Em 1966 comemorou-se o cinquentenário de Abrantes cidade e eu fui participando. O Dr. João Salgueiro era Sub-Secretário de Estado do Planeamento e Vítor Constâncio era diretor do Secretariado Técnico da Presidência do Conselho, então uma instituição magnífica que atraía as melhores cabeças que saiam das faculdades. A ARA foi criada como estrutura regional de suporte de uma plano de desenvolvimento regional. Aqui era a cobaia e depois seria para estender a todo o país. Eu era o secretário geral. Prepararam-se as condições para a criação do chamado Triângulo Abrantes-Tomar-Torres Novas, pensando numa cidade com cerca de 200.000 habitantes. Havia uma comissão com duas pessoas de Abrantes, duas de Tomar e duas de Torres Novas. A coisa estava a andar muito bem, mas a certa altura, por razões políticas, locais, houve querelas pessoais… (ri-se) “aquele tipo está a subir mais que eu”… E a coisa rebentou numa reunião no Hotel, eu saí porta fora.

 Como era a Oposição ao regime, em Abrantes?

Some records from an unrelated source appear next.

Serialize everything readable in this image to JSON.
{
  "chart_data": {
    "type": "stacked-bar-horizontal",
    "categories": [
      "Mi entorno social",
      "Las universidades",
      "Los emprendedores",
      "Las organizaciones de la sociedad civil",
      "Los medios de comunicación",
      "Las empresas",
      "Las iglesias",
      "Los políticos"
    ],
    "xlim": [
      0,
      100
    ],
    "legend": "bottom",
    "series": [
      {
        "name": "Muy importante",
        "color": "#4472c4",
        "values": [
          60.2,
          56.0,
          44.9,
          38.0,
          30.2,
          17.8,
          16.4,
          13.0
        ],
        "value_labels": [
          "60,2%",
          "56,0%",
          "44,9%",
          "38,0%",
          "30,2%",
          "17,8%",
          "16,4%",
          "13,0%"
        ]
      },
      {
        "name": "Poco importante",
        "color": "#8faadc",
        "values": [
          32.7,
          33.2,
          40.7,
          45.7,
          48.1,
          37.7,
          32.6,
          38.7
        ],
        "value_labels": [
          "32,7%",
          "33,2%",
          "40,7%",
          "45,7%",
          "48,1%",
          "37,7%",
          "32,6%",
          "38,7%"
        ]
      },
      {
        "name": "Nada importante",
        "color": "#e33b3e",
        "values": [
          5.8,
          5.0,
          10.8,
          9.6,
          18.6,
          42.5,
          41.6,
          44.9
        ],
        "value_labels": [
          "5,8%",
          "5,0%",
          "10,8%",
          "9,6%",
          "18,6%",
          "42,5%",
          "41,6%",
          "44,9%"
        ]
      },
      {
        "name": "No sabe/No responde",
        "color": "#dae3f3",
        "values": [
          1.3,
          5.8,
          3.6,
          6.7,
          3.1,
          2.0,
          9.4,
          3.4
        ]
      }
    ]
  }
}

O chefe da Oposição era o Dr. Semedo, uma jóia de homem. Era uma terra de “brandos costumes”: a Situação e a Oposição confraternizavam. Havia eleições, lá ia o Dr. Semedo e o Dr. Orlando Pereira, e o Manuel Dias, que é tão cioso da sua contribuição… Arranjavam uma sessão de propaganda da Oposição. Depois do 25 de Abril viu-se que a mulher do Dr. Orlando era do Partido Comunista.